Con el mundial 2014 de Brasil se agravó la situación comercial de Ciudad del Este, donde de un estado de terapia intermedia ahora pasó a una etapa de terapia intensiva.
La crisis comercial viene dominando a la capital del Alto Paraná desde hace años y hasta ahora no ha surgido una panacea eficiente que pueda revertir este dramático escenario en que se desenvuelven los habitantes de este distrito fronterizo, tomando en cuenta que un alto porcentaje vive del sector mercantil.
Las mismas autoridades nacionales y locales han demostrado hasta hoy muy poca voluntad política para tratar de revertir este difícil momento económico que experimenta la otrora capital comercial de la República.
El poco interés por lograr la revitalización mercantil de Ciudad del Este no es un problema reciente, sino data de años, porque los anteriores gobiernos no pasaron de aquella folclórica promesa, en la que le tiene acostumbrado al pueblo paraguayo, y en este caso, al esteño, que añora regresar a esa época floreciente del comercio, allá por los años 90-95.
El gobierno del presidente Horacio Cartes había prometido en prestar un especial interés a la capital fronteriza del Alto Paraná, atendiendo que la crisis económica la viene acogotando. El jefe de Estado prometió una medida urgente para cambiar el panorama comercial. Sin embargo, hasta ahora no aparece en la práctica esa anhelada receta mágica.
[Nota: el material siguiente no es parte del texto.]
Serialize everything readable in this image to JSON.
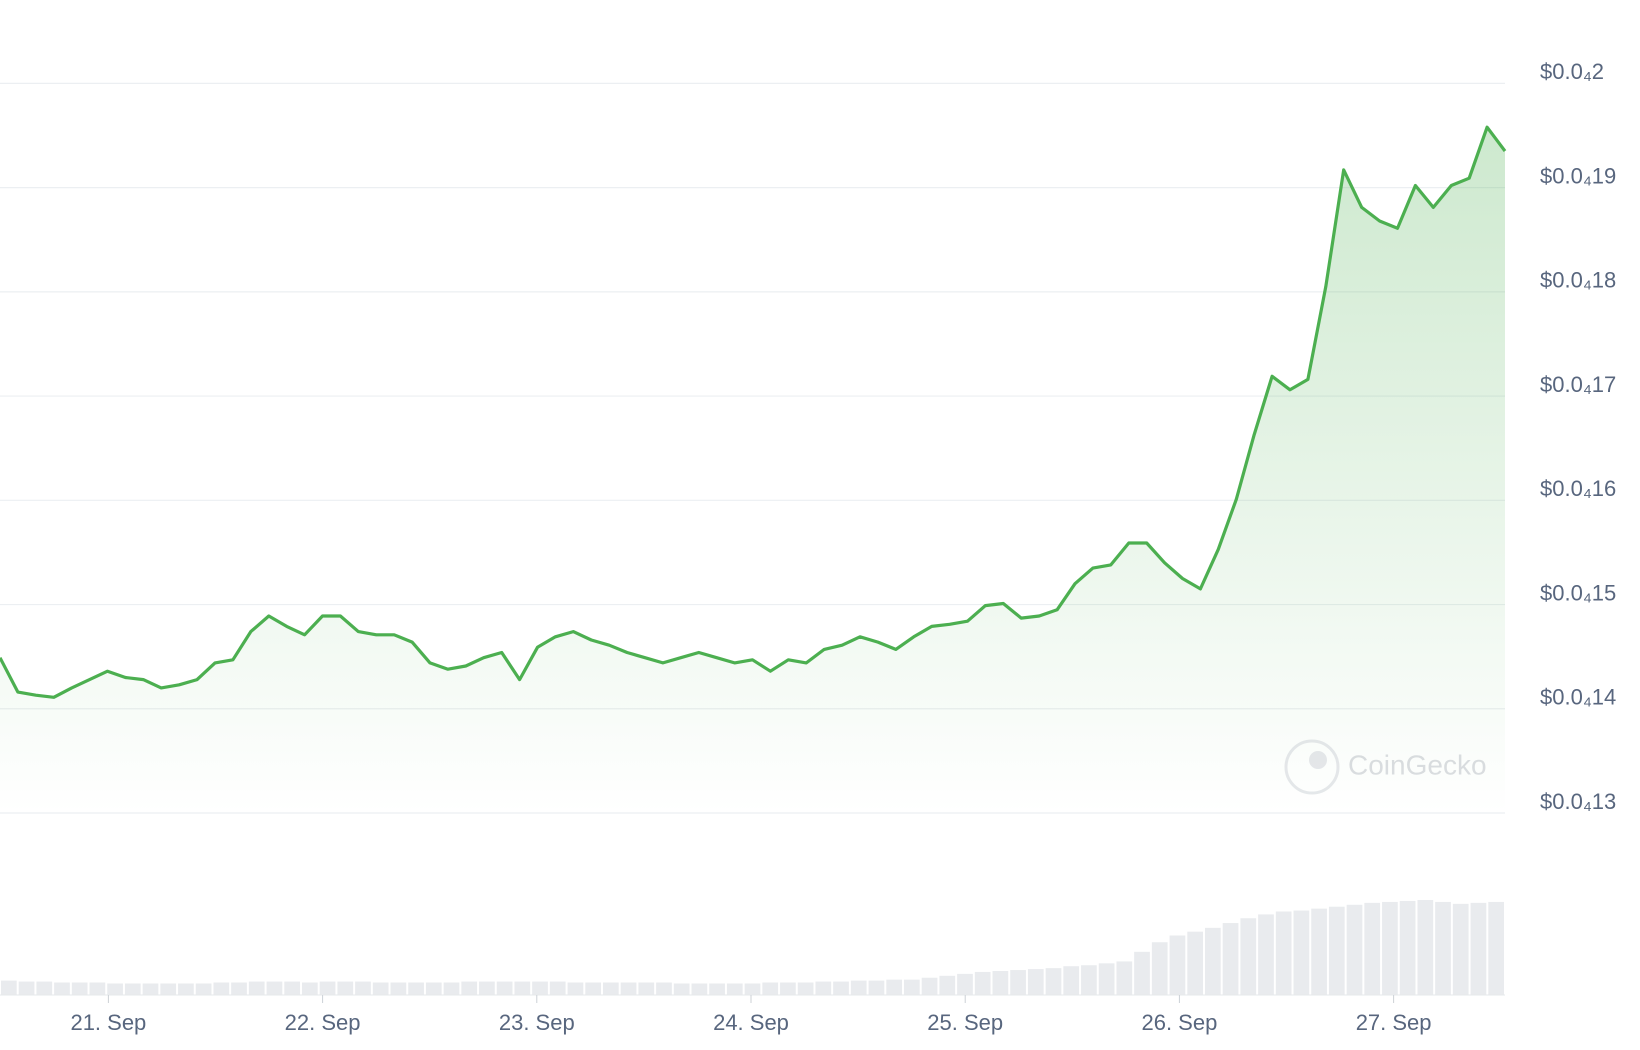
{
  "chart_data": {
    "type": "line",
    "watermark": "CoinGecko",
    "xlim": [
      -0.506,
      6.52
    ],
    "xticks": [
      {
        "value": 0,
        "label": "21. Sep"
      },
      {
        "value": 1,
        "label": "22. Sep"
      },
      {
        "value": 2,
        "label": "23. Sep"
      },
      {
        "value": 3,
        "label": "24. Sep"
      },
      {
        "value": 4,
        "label": "25. Sep"
      },
      {
        "value": 5,
        "label": "26. Sep"
      },
      {
        "value": 6,
        "label": "27. Sep"
      }
    ],
    "ylim": [
      1.3e-05,
      2.08e-05
    ],
    "yticks": [
      {
        "value": 1.3e-05,
        "label": "$0.0₄13"
      },
      {
        "value": 1.4e-05,
        "label": "$0.0₄14"
      },
      {
        "value": 1.5e-05,
        "label": "$0.0₄15"
      },
      {
        "value": 1.6e-05,
        "label": "$0.0₄16"
      },
      {
        "value": 1.7e-05,
        "label": "$0.0₄17"
      },
      {
        "value": 1.8e-05,
        "label": "$0.0₄18"
      },
      {
        "value": 1.9e-05,
        "label": "$0.0₄19"
      },
      {
        "value": 2e-05,
        "label": "$0.0₄2"
      }
    ],
    "grid": true,
    "color": "#4caf50",
    "volume_color": "#e9ebee",
    "values": [
      1.449e-05,
      1.416e-05,
      1.413e-05,
      1.411e-05,
      1.42e-05,
      1.428e-05,
      1.436e-05,
      1.43e-05,
      1.428e-05,
      1.42e-05,
      1.423e-05,
      1.428e-05,
      1.444e-05,
      1.447e-05,
      1.474e-05,
      1.489e-05,
      1.479e-05,
      1.471e-05,
      1.489e-05,
      1.489e-05,
      1.474e-05,
      1.471e-05,
      1.471e-05,
      1.464e-05,
      1.444e-05,
      1.438e-05,
      1.441e-05,
      1.449e-05,
      1.454e-05,
      1.428e-05,
      1.459e-05,
      1.469e-05,
      1.474e-05,
      1.466e-05,
      1.461e-05,
      1.454e-05,
      1.449e-05,
      1.444e-05,
      1.449e-05,
      1.454e-05,
      1.449e-05,
      1.444e-05,
      1.447e-05,
      1.436e-05,
      1.447e-05,
      1.444e-05,
      1.457e-05,
      1.461e-05,
      1.469e-05,
      1.464e-05,
      1.457e-05,
      1.469e-05,
      1.479e-05,
      1.481e-05,
      1.484e-05,
      1.499e-05,
      1.501e-05,
      1.487e-05,
      1.489e-05,
      1.495e-05,
      1.52e-05,
      1.535e-05,
      1.538e-05,
      1.559e-05,
      1.559e-05,
      1.54e-05,
      1.525e-05,
      1.515e-05,
      1.553e-05,
      1.601e-05,
      1.663e-05,
      1.719e-05,
      1.706e-05,
      1.716e-05,
      1.805e-05,
      1.917e-05,
      1.881e-05,
      1.868e-05,
      1.861e-05,
      1.902e-05,
      1.881e-05,
      1.902e-05,
      1.909e-05,
      1.958e-05,
      1.935e-05
    ],
    "volume": [
      15,
      14,
      14,
      13,
      13,
      13,
      12,
      12,
      12,
      12,
      12,
      12,
      13,
      13,
      14,
      14,
      14,
      13,
      14,
      14,
      14,
      13,
      13,
      13,
      13,
      13,
      14,
      14,
      14,
      14,
      14,
      14,
      13,
      13,
      13,
      13,
      13,
      13,
      12,
      12,
      12,
      12,
      12,
      13,
      13,
      13,
      14,
      14,
      15,
      15,
      16,
      16,
      18,
      20,
      22,
      24,
      25,
      26,
      27,
      28,
      30,
      31,
      33,
      35,
      45,
      55,
      62,
      66,
      70,
      75,
      80,
      84,
      87,
      88,
      90,
      92,
      94,
      96,
      97,
      98,
      99,
      97,
      95,
      96,
      97
    ]
  }
}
En principio Cartes habló de industrializar la zona, para permitir la venida de inversionistas extranjeros. Pero algunos empresarios y asesores leales al presidente le sugirieron la potenciación de la formalización del comercio fronterizo, que hasta hoy muy poco se ha sentido en terreno.
A partir de esta visualización el gobierno actual viene trabajando con su equipo económico, empresarios locales y de otros sectores, buscando la milagrosa recuperación de la economía esteña.
No obstante, la solución no pasa por conquistar estos logros, sino también del buen humor del gobierno brasileño, que en los últimos tiempos ha llevado adelante un sistemático control aduanero, impidiendo así la masiva venida de los denominados “sacoleiros” a efectuar sus compras en los comercios paranaenses.
También conspiró el poco interés e importancia que han demostrado durante todo el tiempo las autoridades locales y regionales, preferentemente, las municipales, que desde el 2001 está bajo control del clan Zacarías.
Este grupo político ha priorizado los intereses personales sobre los institucionales, llegando al punto de corromper totalmente la ciudad, con la impunidad otorgada a los funcionarios comunales, como en el caso concreto de los agentes de tránsito, que lejos de ofrecer hospitalidad a los visitantes extranjeros, emprenden una sistemática persecución sobre los mismos, que ansiosos llegan a esta capital fronteriza para realizar sus compras, pero, desgraciadamente, se encuentran con unos “gorilas” disfrazados de policías de tránsito, otros de policías nacionales y otros de fiscales municipales (sic).
Esta penosa imagen se ofrece a diario a los visitantes extranjeros, y que en gran medida contribuyó con la gradual extinción del comercio esteño, que hoy se está convirtiendo en un gran palomar. Y como si no bastase, ahora con el Mundial Brasil 2014, cada vez el microcentro de Ciudad del Este está más desolador.